Quelques siècles plus tard, sous les persécutions romaines, l’Apocalypse johannique décrira le combat eschatologique des forces du mal contre celles du bien et la victoire définitive de Dieu à la fin des temps.
2 – Comment interpréter ces textes ?
2.1 Ne soyons pas scandalisés par ces massacres au nom de Dieu ! Ces textes sont « normaux » à l’époque, car guerres et religions sont liées chez beaucoup de peuples du Moyen Orient et de la Grèce antique. C’est un contrat qui lie la divinité et son peuple ; la divinité assure ce qui est essentiel pour un peuple : la fécondité des humains, des champs et des troupeaux, ainsi que la paix et la victoire sur les ennemis. En échange, le peuple honore le die eu par des actes cultuels, en respectant ses lois.

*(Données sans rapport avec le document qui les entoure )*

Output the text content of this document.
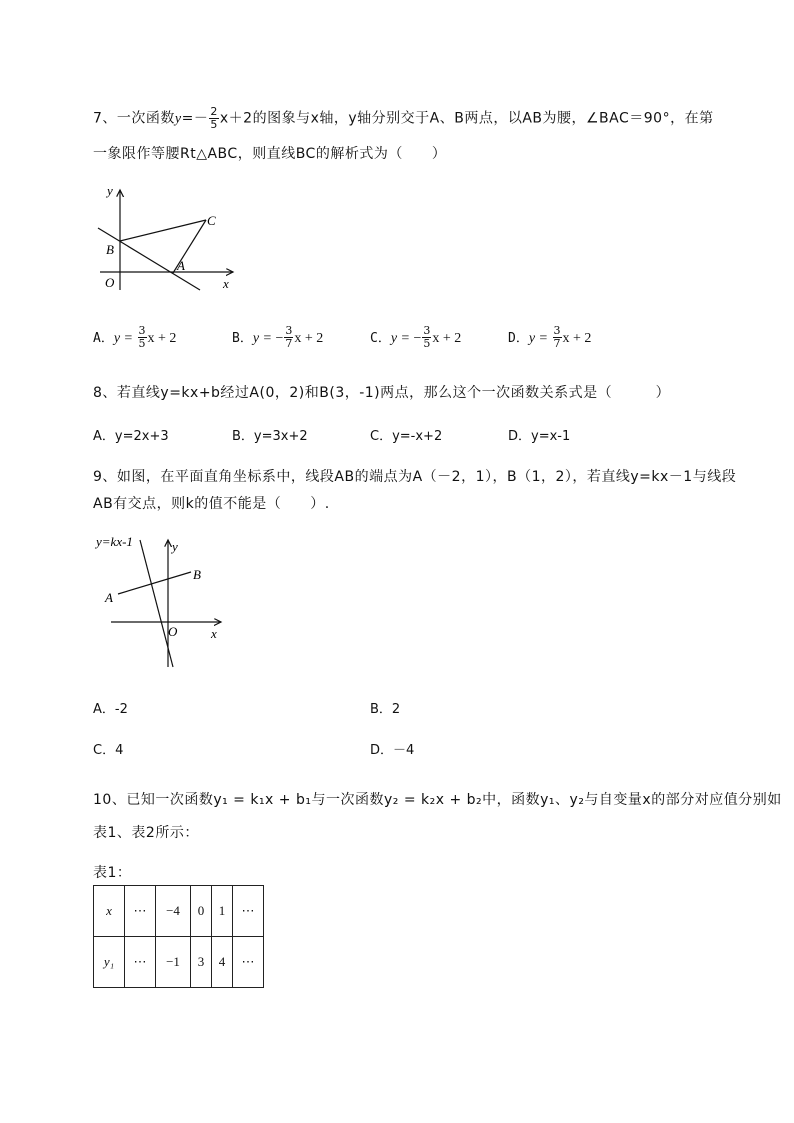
7、一次函数$y=- \frac{2}{5} x+2$的图象与x轴，y轴分别交于A、B两点，以AB为腰，∠BAC＝90°，在第
一象限作等腰Rt△ABC，则直线BC的解析式为（　　）
y
x
O
B
A
C
A．$y = \frac{3}{5}$ x + 2	B．y = − $\frac{3}{7}$ x + 2	C．y = − $\frac{3}{5}$ x + 2	D．$y = \frac{3}{7}$ x + 2
8、若直线y=kx+b经过A(0，2)和B(3，-1)两点，那么这个一次函数关系式是（　　　）
A．y=2x+3	B．y=3x+2	C．y=-x+2	D．y=x-1
9、如图，在平面直角坐标系中，线段AB的端点为A（－2，1），B（1，2），若直线y=kx－1与线段
AB有交点，则k的值不能是（　　）.
y=kx-1	y
x
O
A
B
A．-2	B．2
C．4	D．－4
10、已知一次函数y₁ = k₁x + b₁与一次函数y₂ = k₂x + b₂中，函数y₁、y₂与自变量x的部分对应值分别如
表1、表2所示：
表1：
x	⋯	−4	0	1	⋯
y₁	⋯	−1	3	4	⋯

Dans l’Ancien Testament, ce « contrat » se fait sous forme d’une alliance qui reprend la structure des traités d’alliance hittites et assyriens. (Exode 19 et 20).
2.2 Ces textes sont-ils anciens ? Les datations ont beaucoup varié : vers les années 1950, les historiens et exégètes faisaient remonter ces traditions de guerre sainte à une période ancienne, au moment de l’installation d’Israël en Terre Sainte (1250ans av JC), ou au début de la période monarchique (vers 1000), et lors de la chute du royaume du Nord (Samarie) en 721.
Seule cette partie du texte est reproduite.